We hypothesize that genes, rather than acting in isolation, are organized into well-structured scale-free networks. Common complex diseases/phenotypes conferred by genetic variations and environmental perturbations are mediated through specific parts of gene networks, termed subnetworks. Perturbation of a particular subnetwork may result in a specific disease or disease subtype and can be treated with a drug targeting the same subnetwork.

Figure credit: Montgomery Blencowe. Citation: Yang X. Multi-tissue Multi-omics Systems Biology of Complex Diseases. Trends in Molecular Medicine, 26:718-728, 2020. [link]

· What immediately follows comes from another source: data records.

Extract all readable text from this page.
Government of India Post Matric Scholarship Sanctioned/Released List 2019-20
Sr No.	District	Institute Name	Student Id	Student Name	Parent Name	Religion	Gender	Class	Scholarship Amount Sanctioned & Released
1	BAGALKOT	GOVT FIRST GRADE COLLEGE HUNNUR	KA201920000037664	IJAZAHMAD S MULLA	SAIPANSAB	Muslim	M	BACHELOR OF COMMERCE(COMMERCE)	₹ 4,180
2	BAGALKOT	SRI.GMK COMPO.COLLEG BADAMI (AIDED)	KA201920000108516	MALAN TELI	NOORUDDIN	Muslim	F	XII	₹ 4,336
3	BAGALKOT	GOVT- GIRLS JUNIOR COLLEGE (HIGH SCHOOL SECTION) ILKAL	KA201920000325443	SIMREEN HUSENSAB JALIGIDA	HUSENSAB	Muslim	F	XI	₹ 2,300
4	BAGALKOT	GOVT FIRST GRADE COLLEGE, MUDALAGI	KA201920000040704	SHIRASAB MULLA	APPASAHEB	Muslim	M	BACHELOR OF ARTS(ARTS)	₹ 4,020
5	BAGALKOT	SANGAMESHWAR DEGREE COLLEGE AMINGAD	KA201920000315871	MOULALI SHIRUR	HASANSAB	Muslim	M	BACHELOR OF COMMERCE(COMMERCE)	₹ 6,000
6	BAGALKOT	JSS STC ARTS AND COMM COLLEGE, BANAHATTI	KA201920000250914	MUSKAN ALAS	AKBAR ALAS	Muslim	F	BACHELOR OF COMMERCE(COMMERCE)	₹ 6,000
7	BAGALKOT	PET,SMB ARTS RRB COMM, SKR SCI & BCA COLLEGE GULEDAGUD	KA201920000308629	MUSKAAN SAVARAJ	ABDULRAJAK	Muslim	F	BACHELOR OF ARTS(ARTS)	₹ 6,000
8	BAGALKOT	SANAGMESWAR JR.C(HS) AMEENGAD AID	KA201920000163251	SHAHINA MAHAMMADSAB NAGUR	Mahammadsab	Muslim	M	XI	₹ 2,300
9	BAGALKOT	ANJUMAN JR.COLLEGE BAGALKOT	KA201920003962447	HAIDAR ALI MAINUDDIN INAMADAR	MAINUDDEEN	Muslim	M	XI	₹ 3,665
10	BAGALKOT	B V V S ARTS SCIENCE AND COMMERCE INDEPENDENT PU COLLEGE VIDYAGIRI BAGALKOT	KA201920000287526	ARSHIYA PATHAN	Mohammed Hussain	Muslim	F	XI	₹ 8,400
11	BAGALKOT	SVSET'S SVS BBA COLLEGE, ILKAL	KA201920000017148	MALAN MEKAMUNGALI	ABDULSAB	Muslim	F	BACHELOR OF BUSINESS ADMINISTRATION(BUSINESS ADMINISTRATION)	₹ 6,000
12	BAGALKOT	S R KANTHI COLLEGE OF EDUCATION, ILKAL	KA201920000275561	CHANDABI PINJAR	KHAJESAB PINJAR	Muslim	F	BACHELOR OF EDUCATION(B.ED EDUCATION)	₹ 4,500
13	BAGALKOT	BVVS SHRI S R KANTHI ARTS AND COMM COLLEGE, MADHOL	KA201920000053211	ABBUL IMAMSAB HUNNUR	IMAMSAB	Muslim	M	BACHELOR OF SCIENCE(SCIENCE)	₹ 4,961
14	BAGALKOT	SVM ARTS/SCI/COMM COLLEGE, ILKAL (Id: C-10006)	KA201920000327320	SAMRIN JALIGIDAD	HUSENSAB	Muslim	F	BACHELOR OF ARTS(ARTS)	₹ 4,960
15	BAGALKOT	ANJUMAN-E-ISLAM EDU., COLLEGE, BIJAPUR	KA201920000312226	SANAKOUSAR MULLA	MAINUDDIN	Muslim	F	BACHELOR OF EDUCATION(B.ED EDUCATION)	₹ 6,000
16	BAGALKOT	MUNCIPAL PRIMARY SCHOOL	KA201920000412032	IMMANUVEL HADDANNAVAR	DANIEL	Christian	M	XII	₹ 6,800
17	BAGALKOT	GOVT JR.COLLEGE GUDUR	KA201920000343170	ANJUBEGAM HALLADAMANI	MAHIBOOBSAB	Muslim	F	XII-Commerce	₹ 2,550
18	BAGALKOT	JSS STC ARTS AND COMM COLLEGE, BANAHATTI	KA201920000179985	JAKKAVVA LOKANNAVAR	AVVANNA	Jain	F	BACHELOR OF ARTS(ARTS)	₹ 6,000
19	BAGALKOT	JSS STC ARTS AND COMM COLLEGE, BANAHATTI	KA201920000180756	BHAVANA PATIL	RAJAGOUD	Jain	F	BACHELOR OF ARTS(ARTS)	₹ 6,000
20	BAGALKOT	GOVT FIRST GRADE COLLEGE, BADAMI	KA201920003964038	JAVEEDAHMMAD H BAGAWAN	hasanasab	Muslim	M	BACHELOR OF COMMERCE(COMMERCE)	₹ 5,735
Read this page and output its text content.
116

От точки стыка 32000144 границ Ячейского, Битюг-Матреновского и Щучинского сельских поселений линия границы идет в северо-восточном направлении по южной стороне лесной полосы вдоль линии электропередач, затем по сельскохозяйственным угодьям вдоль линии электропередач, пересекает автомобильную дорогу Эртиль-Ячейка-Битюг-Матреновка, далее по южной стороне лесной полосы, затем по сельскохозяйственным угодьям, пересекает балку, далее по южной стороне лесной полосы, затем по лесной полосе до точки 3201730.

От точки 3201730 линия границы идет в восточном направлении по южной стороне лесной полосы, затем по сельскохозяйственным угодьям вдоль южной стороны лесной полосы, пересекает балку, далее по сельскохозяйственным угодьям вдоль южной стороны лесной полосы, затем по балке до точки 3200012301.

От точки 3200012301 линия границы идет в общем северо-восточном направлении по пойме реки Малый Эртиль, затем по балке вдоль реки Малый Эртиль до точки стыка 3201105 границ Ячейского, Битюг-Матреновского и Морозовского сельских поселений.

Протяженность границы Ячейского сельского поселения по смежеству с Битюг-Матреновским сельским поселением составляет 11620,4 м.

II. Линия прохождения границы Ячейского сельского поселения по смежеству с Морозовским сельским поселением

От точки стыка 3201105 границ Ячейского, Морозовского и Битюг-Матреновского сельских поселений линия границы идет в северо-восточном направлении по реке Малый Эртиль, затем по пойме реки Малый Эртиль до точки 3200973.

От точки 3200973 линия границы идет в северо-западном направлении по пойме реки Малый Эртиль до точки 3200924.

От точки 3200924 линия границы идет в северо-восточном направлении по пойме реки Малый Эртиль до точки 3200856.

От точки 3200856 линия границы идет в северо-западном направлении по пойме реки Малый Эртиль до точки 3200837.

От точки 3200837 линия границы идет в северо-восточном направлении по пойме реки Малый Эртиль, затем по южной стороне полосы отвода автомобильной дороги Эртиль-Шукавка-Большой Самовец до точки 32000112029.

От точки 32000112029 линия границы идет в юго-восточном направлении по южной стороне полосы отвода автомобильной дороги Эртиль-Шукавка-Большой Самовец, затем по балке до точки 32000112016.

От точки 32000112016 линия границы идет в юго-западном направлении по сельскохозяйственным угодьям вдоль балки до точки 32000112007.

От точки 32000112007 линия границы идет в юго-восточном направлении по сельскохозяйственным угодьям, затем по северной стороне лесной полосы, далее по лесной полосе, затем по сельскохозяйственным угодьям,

Multiple layers of tissue-specific genomic and epigenomic information such as DNA genotyping, mRNA expression, and DNA methylation as well as phenotypic data are first collected from human or mouse populations in which variations in disease phenotypes are demonstrated. We then apply multiple integrative genomics approaches such as causality testing, network modeling, and functional genomics to sort out the relationships between DNA variations, gene expression alterations, epigenomic changes, and phenotypic variations. Based on these relationships, we attempt to map the complex regulatory network structure underlying complex metabolic disorders.

Figure credit: VP Maekinen. Citation:  Meng et al. Current Cardiovascular Risk Reports. 7:73-83, 2013 [link]

Ongoing research directions

1. Identification of genetically-driven gene networks underlying individual metabolic diseases and across diseases. This is achieved by comprehensive integration of genetic, gene expression, epigenetic, metabolite, and proteomic profiles of cells, tissues, and compound treatments relevant to metabolic disorders in animal models and human populations.

2. Identification of environmentally-driven gene networks underlying metabolic diseases. This is achieve by examining how environmental factors (eg., nutritional, obesogens) modulate the epigenome, transcriptome, and  microbiome, and how they interact with genetic factors to affect metabolic disorders.

3. Investigation of the molecular networks that connect metabolic diseases with brain diseases. This is achieved by systems level integration of genetic and environmental risks that affect shared pathways and networks between diseases.

4. Development of integrative genomics approaches for big data integration. This is achieved by designing and implementing bioinformatics tools that effectively integrate multi-dimensional omics data (genetic, transcriptomic, epigenetic, metabolic, proteomic, etc) and model molecular networks and regulators of pathophysiology.